Skin Structure and Functions
The skin is made up of three layers: epidermis, dermis and subcutaneous, each with its own important parts.
The layer on the outside is called the epidermis, the part of your skin you can see. Your epidermis is always making new skin cells that rise to the top to replace the old ones on a 28 day cycle.
The epidermis also makes a substance called melanin. Melanin is what gives skin its color. The darker your skin is, the more melanin you have. When you go out into the sun, these cells produce extra melanin to protect you from getting burned by the sun’s ultraviolet, or UV, rays. That’s why your skin gets tan if you spend a lot of time in the sun.
The next layer down is the dermis. You can’t see your dermis because it’s hidden under your epidermis. The dermis contains nerve endings, blood vessels, oil glands, and sweat glands. It also contains collagen and elastin, which are elastin.
The nerve endings in your dermis tell you how things feel when you touch them. They work with your brain and nervous system, so that your brain gets the message about what you’re interacting with.
Tiny dermis blood vessels keep your skin cells healthy by bringing them the oxygen and nutrients they need and by taking away waste.
The dermis oil glands (sebaceous glands) are always producing sebum, your skin’s own natural oil. It rises to the surface of your epidermis to keep your skin lubricated and protected. It also waterproofs your skin.
The third and bottom layer of the skin is called the subcutaneous layer. It is made mostly of fat and helps your body stay warm and absorb shocks.
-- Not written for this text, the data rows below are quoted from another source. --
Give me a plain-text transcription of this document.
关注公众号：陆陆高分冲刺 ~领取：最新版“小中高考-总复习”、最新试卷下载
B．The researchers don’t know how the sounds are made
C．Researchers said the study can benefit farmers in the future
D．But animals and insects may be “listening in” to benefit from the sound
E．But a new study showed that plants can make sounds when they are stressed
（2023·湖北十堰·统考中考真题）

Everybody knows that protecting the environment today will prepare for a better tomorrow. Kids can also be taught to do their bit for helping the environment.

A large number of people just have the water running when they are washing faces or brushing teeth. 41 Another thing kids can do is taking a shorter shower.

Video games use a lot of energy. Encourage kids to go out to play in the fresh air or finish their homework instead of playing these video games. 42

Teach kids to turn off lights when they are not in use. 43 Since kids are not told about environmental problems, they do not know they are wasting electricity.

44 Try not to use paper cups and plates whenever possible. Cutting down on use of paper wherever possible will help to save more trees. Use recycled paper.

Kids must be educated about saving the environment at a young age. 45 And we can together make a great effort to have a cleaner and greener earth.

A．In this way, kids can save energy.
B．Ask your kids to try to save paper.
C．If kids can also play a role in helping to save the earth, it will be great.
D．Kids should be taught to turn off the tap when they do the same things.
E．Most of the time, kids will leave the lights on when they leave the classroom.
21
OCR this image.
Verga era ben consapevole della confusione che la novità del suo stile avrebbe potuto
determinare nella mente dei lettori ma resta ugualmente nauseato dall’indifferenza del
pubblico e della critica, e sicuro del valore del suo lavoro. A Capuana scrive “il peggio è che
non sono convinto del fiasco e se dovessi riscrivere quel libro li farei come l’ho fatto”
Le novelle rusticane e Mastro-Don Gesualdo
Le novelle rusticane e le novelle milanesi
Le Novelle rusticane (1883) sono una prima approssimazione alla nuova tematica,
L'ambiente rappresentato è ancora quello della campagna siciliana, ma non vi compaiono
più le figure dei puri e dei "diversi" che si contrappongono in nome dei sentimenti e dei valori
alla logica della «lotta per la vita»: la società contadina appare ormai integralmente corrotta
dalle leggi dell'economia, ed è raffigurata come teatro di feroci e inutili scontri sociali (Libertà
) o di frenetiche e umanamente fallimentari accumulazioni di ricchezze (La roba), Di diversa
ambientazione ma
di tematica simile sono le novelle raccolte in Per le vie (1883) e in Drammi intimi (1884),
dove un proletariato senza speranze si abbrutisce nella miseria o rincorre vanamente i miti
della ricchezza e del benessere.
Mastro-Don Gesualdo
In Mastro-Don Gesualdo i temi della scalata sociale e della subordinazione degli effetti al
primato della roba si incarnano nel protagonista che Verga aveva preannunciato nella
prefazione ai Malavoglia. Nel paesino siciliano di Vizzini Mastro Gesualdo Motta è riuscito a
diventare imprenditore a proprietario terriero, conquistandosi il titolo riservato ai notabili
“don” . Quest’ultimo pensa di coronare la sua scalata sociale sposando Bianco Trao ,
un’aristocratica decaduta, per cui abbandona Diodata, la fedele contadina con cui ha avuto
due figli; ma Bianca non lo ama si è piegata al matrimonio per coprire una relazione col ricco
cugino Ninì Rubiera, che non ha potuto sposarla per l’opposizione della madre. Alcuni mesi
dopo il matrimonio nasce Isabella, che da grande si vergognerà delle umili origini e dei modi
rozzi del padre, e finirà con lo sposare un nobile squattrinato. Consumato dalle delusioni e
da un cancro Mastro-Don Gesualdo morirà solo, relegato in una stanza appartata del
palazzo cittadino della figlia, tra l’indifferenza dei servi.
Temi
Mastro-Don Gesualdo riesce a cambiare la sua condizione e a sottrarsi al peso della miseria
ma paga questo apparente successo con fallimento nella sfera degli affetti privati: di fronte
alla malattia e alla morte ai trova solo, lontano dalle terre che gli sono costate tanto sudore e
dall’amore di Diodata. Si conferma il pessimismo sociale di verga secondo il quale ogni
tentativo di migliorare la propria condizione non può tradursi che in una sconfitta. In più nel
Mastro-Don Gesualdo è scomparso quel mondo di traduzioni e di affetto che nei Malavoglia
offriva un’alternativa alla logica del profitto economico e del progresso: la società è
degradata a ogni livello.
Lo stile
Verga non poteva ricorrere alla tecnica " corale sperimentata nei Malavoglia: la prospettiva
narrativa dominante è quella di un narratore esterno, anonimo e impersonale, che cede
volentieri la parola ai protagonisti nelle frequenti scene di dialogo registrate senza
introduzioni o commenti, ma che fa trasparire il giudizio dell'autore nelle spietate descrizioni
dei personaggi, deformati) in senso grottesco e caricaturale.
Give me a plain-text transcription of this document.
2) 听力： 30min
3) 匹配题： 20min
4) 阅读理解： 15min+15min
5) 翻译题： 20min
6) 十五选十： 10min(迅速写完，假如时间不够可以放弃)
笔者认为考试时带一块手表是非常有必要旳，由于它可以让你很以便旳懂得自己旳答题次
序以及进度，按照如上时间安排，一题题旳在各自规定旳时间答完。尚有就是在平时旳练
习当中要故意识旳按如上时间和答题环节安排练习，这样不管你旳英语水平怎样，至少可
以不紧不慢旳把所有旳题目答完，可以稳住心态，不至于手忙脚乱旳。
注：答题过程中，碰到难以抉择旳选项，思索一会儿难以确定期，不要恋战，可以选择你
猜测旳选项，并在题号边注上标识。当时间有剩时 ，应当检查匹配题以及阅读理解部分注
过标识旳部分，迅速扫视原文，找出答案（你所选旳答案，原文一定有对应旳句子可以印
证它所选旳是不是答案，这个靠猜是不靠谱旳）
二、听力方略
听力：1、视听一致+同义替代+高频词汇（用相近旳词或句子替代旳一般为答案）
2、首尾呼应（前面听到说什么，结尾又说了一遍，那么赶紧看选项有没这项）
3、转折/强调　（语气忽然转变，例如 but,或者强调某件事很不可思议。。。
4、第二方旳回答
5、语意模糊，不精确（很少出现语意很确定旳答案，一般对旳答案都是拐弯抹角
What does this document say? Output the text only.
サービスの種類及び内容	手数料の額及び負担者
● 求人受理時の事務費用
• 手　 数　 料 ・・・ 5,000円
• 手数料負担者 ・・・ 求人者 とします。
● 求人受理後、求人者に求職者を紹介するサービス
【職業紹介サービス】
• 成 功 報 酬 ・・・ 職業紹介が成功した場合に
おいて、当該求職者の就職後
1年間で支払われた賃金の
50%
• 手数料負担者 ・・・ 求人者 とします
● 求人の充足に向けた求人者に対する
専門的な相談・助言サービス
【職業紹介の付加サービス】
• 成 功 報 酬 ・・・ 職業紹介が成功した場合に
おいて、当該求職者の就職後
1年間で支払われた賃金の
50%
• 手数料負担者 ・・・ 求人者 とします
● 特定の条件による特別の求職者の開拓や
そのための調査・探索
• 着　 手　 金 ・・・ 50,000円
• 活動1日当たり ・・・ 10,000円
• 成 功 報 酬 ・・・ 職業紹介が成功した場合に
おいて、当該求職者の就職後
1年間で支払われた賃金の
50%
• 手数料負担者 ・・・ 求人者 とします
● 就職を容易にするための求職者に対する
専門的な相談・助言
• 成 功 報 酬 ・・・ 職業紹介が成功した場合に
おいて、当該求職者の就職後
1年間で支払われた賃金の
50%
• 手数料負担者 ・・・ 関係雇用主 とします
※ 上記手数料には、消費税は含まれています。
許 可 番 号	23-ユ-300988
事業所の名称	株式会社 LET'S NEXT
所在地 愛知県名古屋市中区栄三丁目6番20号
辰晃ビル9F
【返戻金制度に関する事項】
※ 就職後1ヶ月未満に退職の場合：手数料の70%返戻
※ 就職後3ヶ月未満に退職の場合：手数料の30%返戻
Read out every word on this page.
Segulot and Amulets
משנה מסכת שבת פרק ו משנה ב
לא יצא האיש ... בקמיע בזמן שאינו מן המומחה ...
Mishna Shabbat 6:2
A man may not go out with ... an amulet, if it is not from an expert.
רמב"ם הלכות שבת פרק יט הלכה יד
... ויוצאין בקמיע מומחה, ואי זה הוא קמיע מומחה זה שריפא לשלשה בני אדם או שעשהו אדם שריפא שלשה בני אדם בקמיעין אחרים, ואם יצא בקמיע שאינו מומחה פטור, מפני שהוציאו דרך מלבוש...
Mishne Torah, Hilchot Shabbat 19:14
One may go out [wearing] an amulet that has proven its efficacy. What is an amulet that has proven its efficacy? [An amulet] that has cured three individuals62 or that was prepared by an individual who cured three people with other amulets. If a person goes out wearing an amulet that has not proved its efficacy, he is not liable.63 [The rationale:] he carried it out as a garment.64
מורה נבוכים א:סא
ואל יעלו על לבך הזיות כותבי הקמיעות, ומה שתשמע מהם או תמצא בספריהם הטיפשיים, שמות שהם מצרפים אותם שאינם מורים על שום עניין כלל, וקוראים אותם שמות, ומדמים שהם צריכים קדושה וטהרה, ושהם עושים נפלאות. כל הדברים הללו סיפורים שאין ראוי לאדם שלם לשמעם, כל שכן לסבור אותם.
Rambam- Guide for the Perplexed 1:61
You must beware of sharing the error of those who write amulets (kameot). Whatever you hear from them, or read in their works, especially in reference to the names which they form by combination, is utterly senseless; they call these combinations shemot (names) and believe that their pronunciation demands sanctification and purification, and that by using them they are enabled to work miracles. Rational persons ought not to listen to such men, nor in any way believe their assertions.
The subcutaneous layer also helps hold your skin to all the tissues underneath it.
After the early months of babyhood have passed the skin of most children has a more than adequate layer of fatty ‘padding’ which gives it a beautiful smooth appearance, often described as having the quality of ‘purity’. All the functions are very active, and because the epidermis is highly translucent, the skin is very well hydrated.
Children have more leisure time than they will ever enjoy again and many of them play outside whenever they can, often spending most of the summer outdoors. Due to this, they usually experience long periods of exposure to the sun during childhood, which can have long-term consequences.
The care of the skin of small children is almost entirely in the hands of parents or other caretakers. Nevertheless it is never too soon for them to begin to learn about skin care. The skin only needs cleaning, moisturizing, and sun protection.